Tuesday, 8 March 2005

miscellania

Things on my mind
  • I'm sick today. This means I can either: a)sleep; b)sloth about on the couch listening to 891; c)change this ugly blog template to something less hideous (I get sick of things quickly, which leads to my next point...)
  • I can't be arsed finishing my simmer sauce reviews. The idea was to write simmer sauce reviews but use the rhetorical structures of other types of reviews. That first one was obviously based on a car review. The butter chicken we had last week was going to be a theatre review, and the Latina Fresh pancetta and marinated deep-fried leek juice (or something) was going to be written like one of those travel shows doing a story about a hotel somewhere, which leads to my next point...
  • On Flyaway, or Runaway or whatever it was called, Catriona (check-out-my-amazing-cleavage) Rowntree did a story on the place where C & I stayed the night of our wedding.

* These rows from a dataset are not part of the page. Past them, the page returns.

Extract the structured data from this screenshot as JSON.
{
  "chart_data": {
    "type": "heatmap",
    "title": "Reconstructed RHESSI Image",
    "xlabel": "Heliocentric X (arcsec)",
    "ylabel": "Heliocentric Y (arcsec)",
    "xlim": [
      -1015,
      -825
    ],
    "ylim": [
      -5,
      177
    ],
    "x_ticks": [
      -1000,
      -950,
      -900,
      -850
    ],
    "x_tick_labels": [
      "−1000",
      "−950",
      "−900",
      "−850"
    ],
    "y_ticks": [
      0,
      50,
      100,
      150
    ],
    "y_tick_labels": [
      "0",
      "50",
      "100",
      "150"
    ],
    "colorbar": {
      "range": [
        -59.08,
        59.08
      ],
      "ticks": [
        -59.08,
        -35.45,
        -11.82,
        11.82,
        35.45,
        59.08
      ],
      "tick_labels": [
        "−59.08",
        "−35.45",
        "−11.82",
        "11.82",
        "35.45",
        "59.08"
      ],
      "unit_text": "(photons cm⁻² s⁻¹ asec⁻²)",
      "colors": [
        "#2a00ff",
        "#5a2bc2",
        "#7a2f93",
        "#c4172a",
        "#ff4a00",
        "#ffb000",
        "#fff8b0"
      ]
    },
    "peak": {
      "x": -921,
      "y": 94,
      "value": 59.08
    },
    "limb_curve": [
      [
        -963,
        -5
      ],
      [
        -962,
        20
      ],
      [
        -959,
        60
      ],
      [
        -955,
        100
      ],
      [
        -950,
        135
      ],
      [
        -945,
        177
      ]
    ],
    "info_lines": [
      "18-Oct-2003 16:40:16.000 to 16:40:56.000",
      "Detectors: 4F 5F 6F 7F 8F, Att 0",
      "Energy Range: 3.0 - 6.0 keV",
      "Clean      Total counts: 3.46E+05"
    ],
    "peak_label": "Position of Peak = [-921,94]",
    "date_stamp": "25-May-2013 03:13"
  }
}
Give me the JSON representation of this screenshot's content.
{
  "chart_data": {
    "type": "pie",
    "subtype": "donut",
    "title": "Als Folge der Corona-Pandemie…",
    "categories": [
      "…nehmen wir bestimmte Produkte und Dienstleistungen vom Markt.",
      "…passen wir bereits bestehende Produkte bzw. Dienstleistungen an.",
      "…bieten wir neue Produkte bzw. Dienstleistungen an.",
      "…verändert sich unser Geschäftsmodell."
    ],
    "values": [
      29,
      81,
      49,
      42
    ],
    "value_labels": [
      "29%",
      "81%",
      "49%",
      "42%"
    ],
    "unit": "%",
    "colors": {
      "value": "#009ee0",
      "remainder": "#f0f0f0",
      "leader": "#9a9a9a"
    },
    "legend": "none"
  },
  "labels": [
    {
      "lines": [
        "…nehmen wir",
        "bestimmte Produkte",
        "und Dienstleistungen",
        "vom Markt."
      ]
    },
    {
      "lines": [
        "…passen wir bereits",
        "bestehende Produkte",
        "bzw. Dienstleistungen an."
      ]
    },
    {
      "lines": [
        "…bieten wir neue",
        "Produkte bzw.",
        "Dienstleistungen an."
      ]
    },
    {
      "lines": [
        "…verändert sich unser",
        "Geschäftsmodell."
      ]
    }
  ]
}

She was there, looking around and gushing over the couch (actually, they may have edited that bit out). But imagine that, having Channel nine's latest pin-up girl walking around in a bedroom where I once shagged! Which leads me to my next point...
  • and no, it's not about shagging. Was unfortunate enough to catch ACA the other night (Ch9, in case you were wondering) where they did a story on the Danish Royal couple. Not content using the ambush technique of interviewing for dodgy businessmen, people who take advantage of vulnerable (or stupid) people, or "neighbours from hell", they saw fit to pounce on the crown prince and princess as they were going up an escalator. I don't know who the interviewer was but he was using that same gooey smugness that Mike Munro had down pat, asking "Is it good to be home? Ohhhh." I just wonder if people like that actually know how unprofessional they're being, or whether they care at all
  • on a note related to something I typed a few minutes ago... I'm kind of bored with predictable ideas. You know how in a book, or a show, or anything with a story, there always has to be this construction of how the elements introduced early on in the piece come into play later on in the story. It's usually in an ironic way but it's just oh-so-clever, and ultimately boring and predictable. Which leads me to my next point...
  • I'm currently reading Chekhov: The Comic Stories, which is a collection of 50 short stories by a guy called Anton. What I like about it is that a lot of them are not stories in the classic-narrative sense of the word we've all become accustomed to. Some of them are just vignettes of a few moments between characters and others are character studies written in the first person. The humour is often dark but even in the 'story' stories, there's usually a twist that you never see coming. It's nice to read a story (even a short one) where you know something funny is going to happen but never really knowing what it's going to be.
  • Ah... paracetamol with pseudoephedrine. My hero.
And I seem to be mostly doing a, and am currently leaning towards b as the preferred option.